Korea is often dubbed an IT powerhouse, thanks to its ultra-high speed Internet service and people’s eagerness to use the latest devices, on top of being home to top global manufacturers like Samsung Electronics.
However, when it comes to Web browsers, Korea is more outdated than any other country in the world.
Over a decade has passed since the launch of IE 6 and Microsoft has released IE 7, 8 and 9 since then, providing better functions and protection from cyber attacks.
Despite this, people here are stuck to the obsolete browser. According to StatCounter, only 1.62 percent of Internet users are still using IE 6 worldwide, while the ratio stands at 6.74 percent in Korea, second only to China among major countries.

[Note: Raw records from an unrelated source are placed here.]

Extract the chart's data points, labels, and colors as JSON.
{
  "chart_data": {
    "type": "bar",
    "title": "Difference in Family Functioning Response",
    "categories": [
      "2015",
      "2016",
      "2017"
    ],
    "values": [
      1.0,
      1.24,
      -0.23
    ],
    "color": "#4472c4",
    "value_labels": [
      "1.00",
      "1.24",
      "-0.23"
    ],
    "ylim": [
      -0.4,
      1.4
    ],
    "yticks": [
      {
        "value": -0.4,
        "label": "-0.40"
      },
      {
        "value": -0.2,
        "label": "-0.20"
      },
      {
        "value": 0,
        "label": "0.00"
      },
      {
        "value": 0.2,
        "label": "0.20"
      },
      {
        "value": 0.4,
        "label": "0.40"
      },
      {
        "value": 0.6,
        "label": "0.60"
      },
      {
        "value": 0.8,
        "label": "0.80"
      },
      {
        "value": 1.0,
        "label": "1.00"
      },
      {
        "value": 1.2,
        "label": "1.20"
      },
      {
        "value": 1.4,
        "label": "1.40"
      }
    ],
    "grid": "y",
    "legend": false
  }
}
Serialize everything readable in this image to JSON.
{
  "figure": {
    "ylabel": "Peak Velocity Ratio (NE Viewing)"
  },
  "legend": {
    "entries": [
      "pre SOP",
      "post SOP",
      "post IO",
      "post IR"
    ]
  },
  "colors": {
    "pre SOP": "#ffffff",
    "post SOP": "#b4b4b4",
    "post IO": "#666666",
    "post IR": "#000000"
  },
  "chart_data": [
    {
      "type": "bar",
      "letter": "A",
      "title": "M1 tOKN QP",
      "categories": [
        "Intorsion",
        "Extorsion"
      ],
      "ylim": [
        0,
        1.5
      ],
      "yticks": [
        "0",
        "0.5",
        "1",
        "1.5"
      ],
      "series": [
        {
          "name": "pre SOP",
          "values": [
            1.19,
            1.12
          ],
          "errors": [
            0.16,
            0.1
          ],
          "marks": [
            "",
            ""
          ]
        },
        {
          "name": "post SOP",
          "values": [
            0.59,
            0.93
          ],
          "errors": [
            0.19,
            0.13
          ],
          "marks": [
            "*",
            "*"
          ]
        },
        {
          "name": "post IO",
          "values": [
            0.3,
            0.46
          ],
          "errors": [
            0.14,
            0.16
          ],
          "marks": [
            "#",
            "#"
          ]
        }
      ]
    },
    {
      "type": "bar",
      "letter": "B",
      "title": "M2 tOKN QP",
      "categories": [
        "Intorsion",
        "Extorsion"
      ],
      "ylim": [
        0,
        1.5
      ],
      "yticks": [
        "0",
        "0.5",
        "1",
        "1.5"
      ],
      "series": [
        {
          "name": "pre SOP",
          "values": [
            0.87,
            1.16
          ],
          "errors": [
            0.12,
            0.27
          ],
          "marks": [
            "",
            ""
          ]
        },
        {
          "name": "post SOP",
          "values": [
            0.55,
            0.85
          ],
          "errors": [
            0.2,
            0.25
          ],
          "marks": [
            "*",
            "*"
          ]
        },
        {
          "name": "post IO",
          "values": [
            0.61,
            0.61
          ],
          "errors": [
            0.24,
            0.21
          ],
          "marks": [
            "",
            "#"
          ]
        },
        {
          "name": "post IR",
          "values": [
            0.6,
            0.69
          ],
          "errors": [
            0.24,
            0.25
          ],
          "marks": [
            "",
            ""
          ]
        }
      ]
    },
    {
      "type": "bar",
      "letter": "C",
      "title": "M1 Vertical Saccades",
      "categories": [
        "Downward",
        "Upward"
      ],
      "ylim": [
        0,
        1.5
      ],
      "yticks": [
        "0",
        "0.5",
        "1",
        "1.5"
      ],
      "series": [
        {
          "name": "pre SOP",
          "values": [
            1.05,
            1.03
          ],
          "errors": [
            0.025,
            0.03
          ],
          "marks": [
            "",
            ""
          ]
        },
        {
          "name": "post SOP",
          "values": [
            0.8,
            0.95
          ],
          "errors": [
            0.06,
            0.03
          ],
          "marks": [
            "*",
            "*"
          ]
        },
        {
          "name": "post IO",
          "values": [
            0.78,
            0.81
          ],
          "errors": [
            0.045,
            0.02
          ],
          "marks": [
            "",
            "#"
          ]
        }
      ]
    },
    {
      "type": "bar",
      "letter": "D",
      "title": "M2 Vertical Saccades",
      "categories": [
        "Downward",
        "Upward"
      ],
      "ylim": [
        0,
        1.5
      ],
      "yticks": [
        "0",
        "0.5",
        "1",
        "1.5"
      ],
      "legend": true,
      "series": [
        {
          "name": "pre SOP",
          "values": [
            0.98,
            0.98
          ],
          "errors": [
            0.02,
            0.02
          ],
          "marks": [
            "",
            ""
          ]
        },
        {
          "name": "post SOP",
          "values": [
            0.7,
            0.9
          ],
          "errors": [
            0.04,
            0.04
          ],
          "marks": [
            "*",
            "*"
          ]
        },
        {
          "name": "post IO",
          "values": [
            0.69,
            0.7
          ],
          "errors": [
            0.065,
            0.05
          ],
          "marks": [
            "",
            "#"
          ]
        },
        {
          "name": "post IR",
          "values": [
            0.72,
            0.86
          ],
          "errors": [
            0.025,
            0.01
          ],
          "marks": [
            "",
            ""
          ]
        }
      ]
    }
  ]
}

The nearly disused version is bad not only for those unwilling to give it up but also for the whole IT industry. Most of all, many security problems occur as a result. As hackers can secure enough information from the browser, it is vulnerable to security breaches. Hackers use IE 6 to spread viruses or as a means to conduct a DDoS attack that can paralyze computers. As it isn’t based on the Web standard, it is also adding hours of work for program developers.
The industry and the government have made efforts to induce people to upgrade, including notices to those who log on to major portals with the outdated browser. Some users, nevertheless, refuse to switch.
Microsoft Korea says it doesn’t know the exact reason. Some of them may be not updating because they are using illegal copies of Windows but it doesn’t explain why so many won’t change. It just seems that they don’t have any motivation to update, even though there are compelling reasons.
Koreans are known for upgrading to the latest cell phone even while their old phone functions without any problem. According to statistics, consumers here switch phones every 27 months on average, compared to 46 months in Japan.
While brandishing advanced mobile handsets, yet for no cost and only a few clicks, Web surfers are reluctant to update their browsers.